It is 64 - 160 BITS
Which is 8 - 20 OCTETS
or 4 - 10 BYTES
And
openssl rand -hex n
Generates n BYTES
Thus what openssl does by default for a self-signed cert, e.g. a root CA
cert of a serial of 8 BYTES is indeed Best Practice, given that if the
first bit were ONE, the serial would then be 8 BYTES.
I had to slow down, take a step away, to see that I was tripping my self
up on the OCTET/BYTE bit.
So I am correcting my guide to use
openssl rand -hex 8
And the probability of a collision is just not worth talking about.
in a population of 2^64, 1 million random selections has a 2.7E-6 %
collision probability.
You go up to 1 billion and the probability does drop to 2.7%.
In a population of 2^159, you have to select 10^18 to get a collision
probability of 6.8E11 %; just not worth dealing with.

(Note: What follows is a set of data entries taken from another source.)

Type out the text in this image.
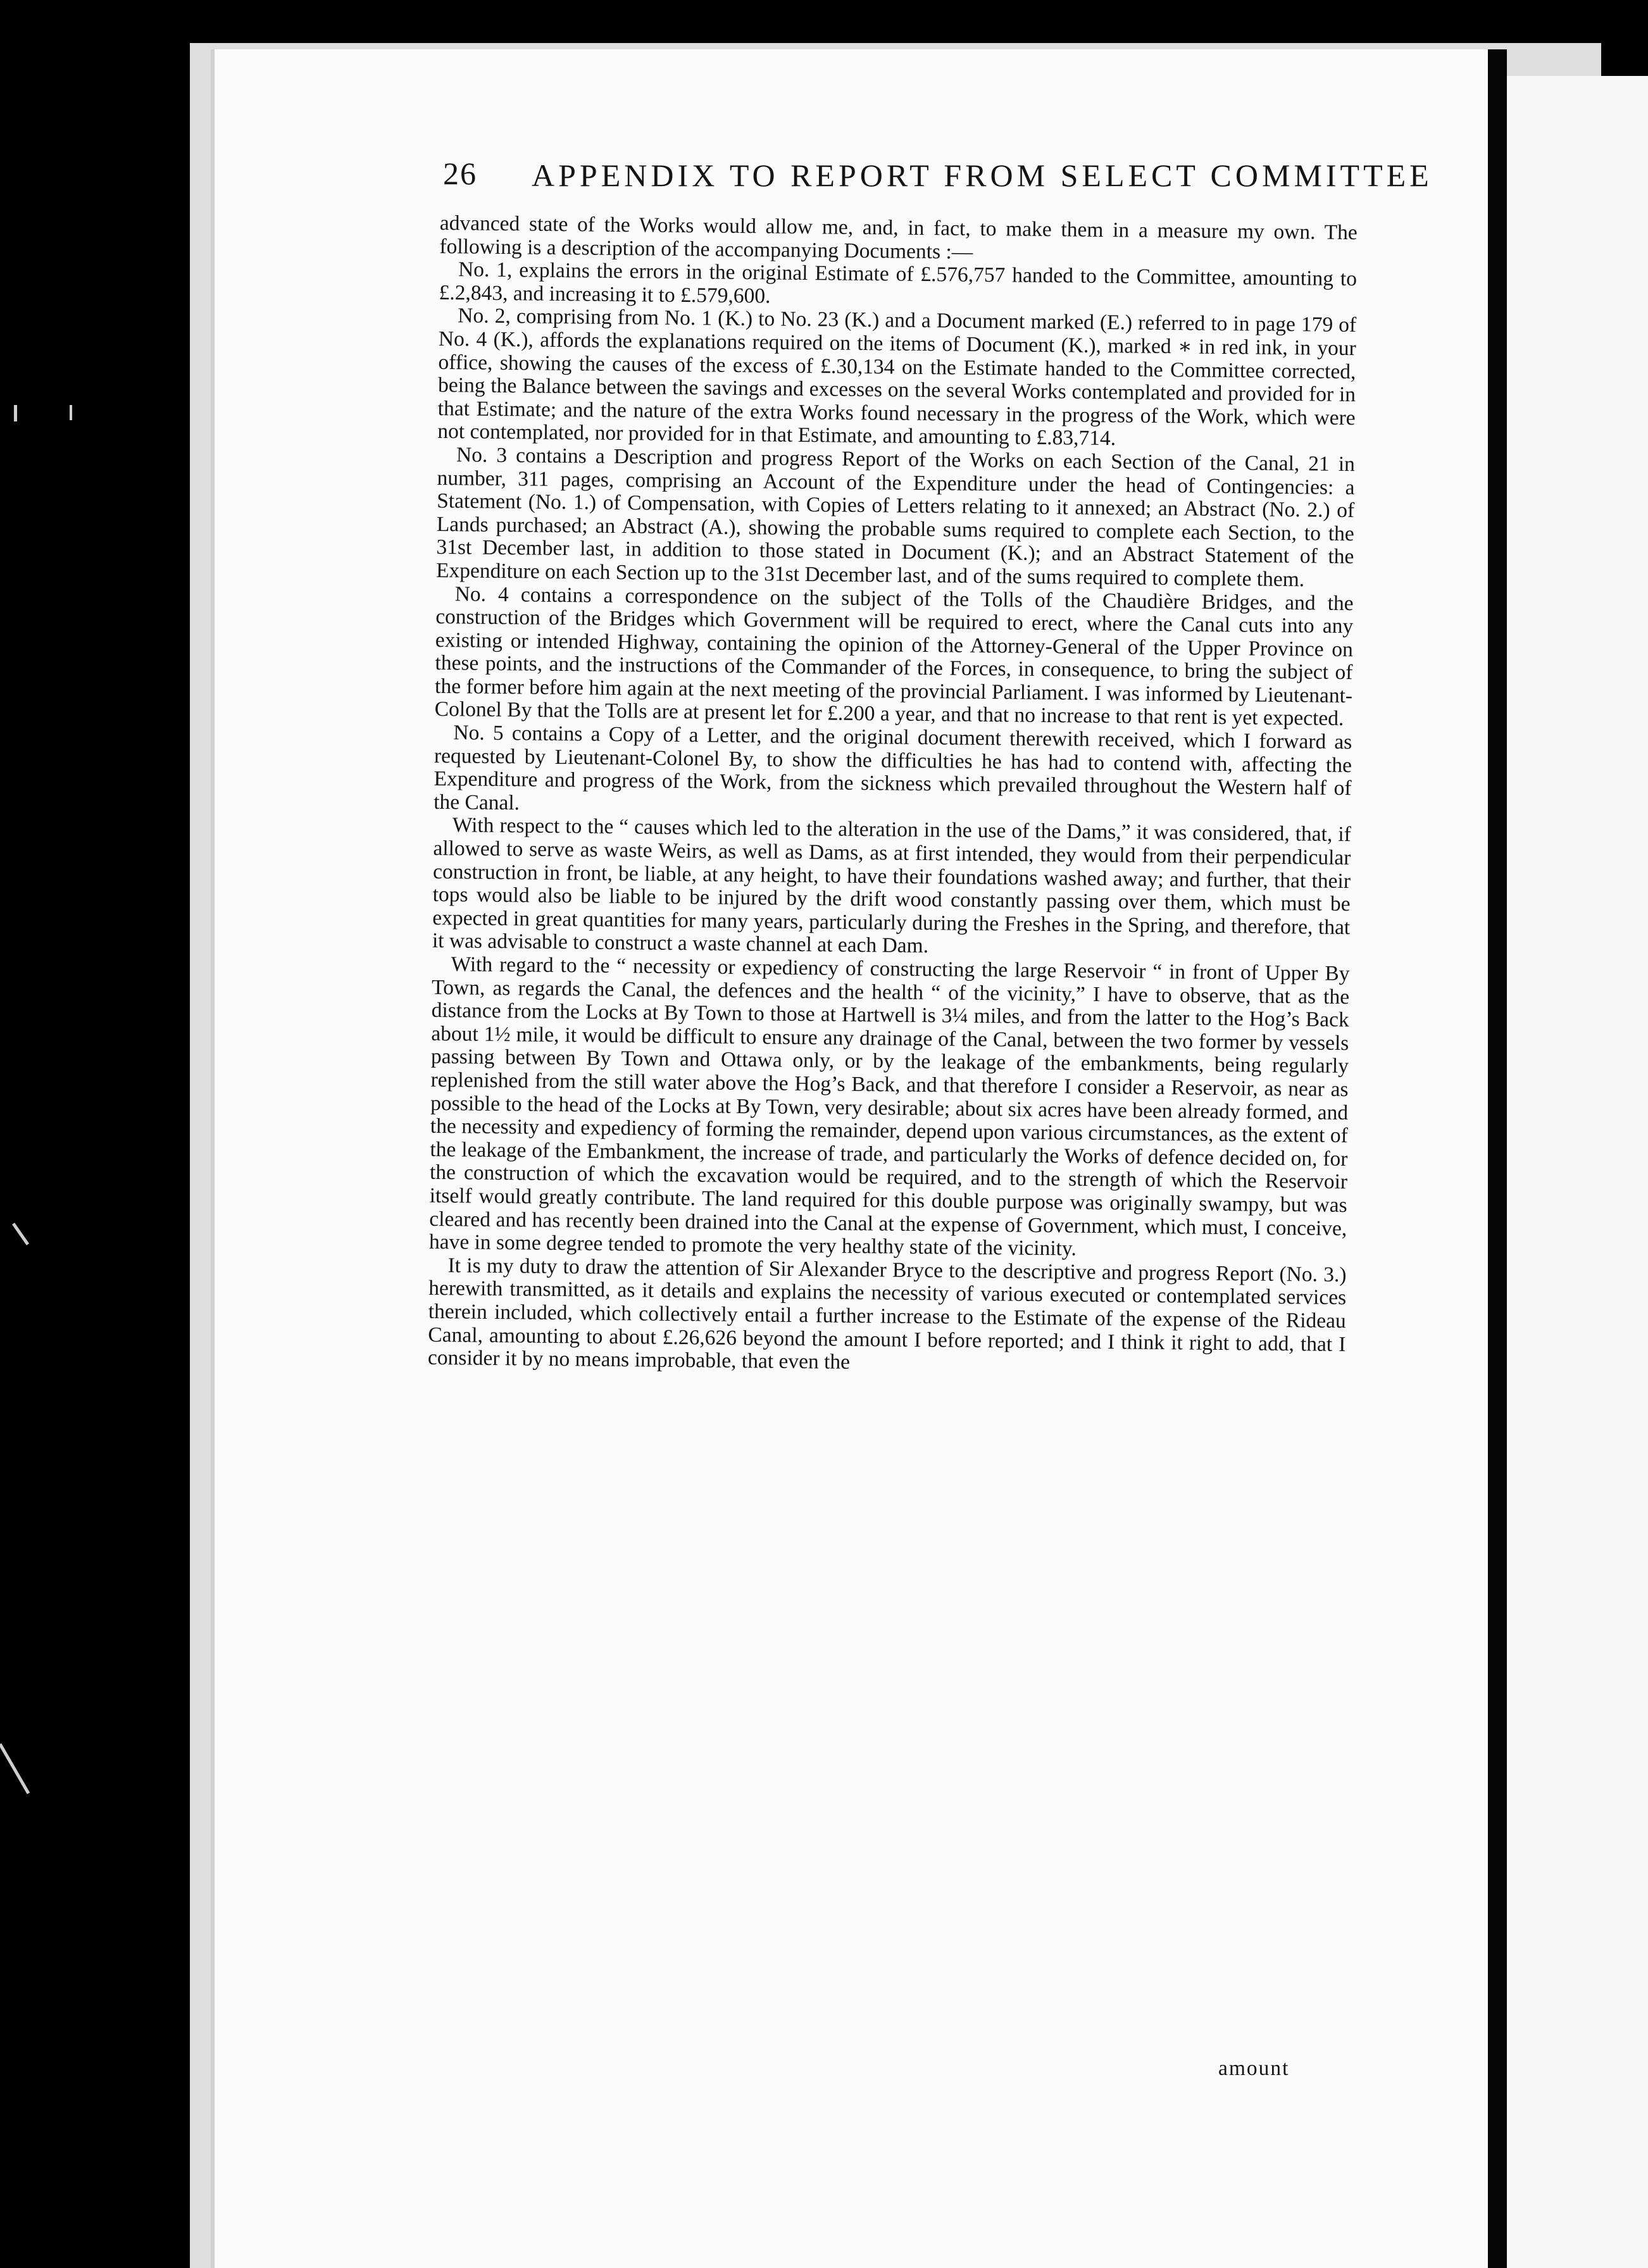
26 APPENDIX TO REPORT FROM SELECT COMMITTEE

advanced state of the Works would allow me, and, in fact, to make them in a measure my own. The following is a description of the accompanying Documents :—

No. 1, explains the errors in the original Estimate of £.576,757 handed to the Committee, amounting to £.2,843, and increasing it to £.579,600.

No. 2, comprising from No. 1 (K.) to No. 23 (K.) and a Document marked (E.) referred to in page 179 of No. 4 (K.), affords the explanations required on the items of Document (K.), marked ∗ in red ink, in your office, showing the causes of the excess of £.30,134 on the Estimate handed to the Committee corrected, being the Balance between the savings and excesses on the several Works contemplated and provided for in that Estimate; and the nature of the extra Works found necessary in the progress of the Work, which were not contemplated, nor provided for in that Estimate, and amounting to £.83,714.

No. 3 contains a Description and progress Report of the Works on each Section of the Canal, 21 in number, 311 pages, comprising an Account of the Expenditure under the head of Contingencies: a Statement (No. 1.) of Compensation, with Copies of Letters relating to it annexed; an Abstract (No. 2.) of Lands purchased; an Abstract (A.), showing the probable sums required to complete each Section, to the 31st December last, in addition to those stated in Document (K.); and an Abstract Statement of the Expenditure on each Section up to the 31st December last, and of the sums required to complete them.

No. 4 contains a correspondence on the subject of the Tolls of the Chaudière Bridges, and the construction of the Bridges which Government will be required to erect, where the Canal cuts into any existing or intended Highway, containing the opinion of the Attorney-General of the Upper Province on these points, and the instructions of the Commander of the Forces, in consequence, to bring the subject of the former before him again at the next meeting of the provincial Parliament. I was informed by Lieutenant-Colonel By that the Tolls are at present let for £.200 a year, and that no increase to that rent is yet expected.

No. 5 contains a Copy of a Letter, and the original document therewith received, which I forward as requested by Lieutenant-Colonel By, to show the difficulties he has had to contend with, affecting the Expenditure and progress of the Work, from the sickness which prevailed throughout the Western half of the Canal.

With respect to the “ causes which led to the alteration in the use of the Dams,” it was considered, that, if allowed to serve as waste Weirs, as well as Dams, as at first intended, they would from their perpendicular construction in front, be liable, at any height, to have their foundations washed away; and further, that their tops would also be liable to be injured by the drift wood constantly passing over them, which must be expected in great quantities for many years, particularly during the Freshes in the Spring, and therefore, that it was advisable to construct a waste channel at each Dam.

With regard to the “ necessity or expediency of constructing the large Reservoir “ in front of Upper By Town, as regards the Canal, the defences and the health “ of the vicinity,” I have to observe, that as the distance from the Locks at By Town to those at Hartwell is 3¼ miles, and from the latter to the Hog’s Back about 1½ mile, it would be difficult to ensure any drainage of the Canal, between the two former by vessels passing between By Town and Ottawa only, or by the leakage of the embankments, being regularly replenished from the still water above the Hog’s Back, and that therefore I consider a Reservoir, as near as possible to the head of the Locks at By Town, very desirable; about six acres have been already formed, and the necessity and expediency of forming the remainder, depend upon various circumstances, as the extent of the leakage of the Embankment, the increase of trade, and particularly the Works of defence decided on, for the construction of which the excavation would be required, and to the strength of which the Reservoir itself would greatly contribute. The land required for this double purpose was originally swampy, but was cleared and has recently been drained into the Canal at the expense of Government, which must, I conceive, have in some degree tended to promote the very healthy state of the vicinity.

It is my duty to draw the attention of Sir Alexander Bryce to the descriptive and progress Report (No. 3.) herewith transmitted, as it details and explains the necessity of various executed or contemplated services therein included, which collectively entail a further increase to the Estimate of the expense of the Rideau Canal, amounting to about £.26,626 beyond the amount I before reported; and I think it right to add, that I consider it by no means improbable, that even the

amount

So randomly selecting serial numbers will unlikely result in collisions
if you are doing this for you IoT run of 10 million per year, using an 8
BYTE serial number.
And since we are using SHA256 with ECDSA, the known attacks are just not
real. Yet.
So in my highly biased opinion....
If you have the memory and bandwidth, go ahead with 8 bytes for serial.
In constrained IoT, 4 bytes works.
Also going to next look at BER over DER for IoT usage.
BTW the above calculations are based on:
p = 1 - e^{-k^2/(2n)}
Where n = total population and k is selected subset.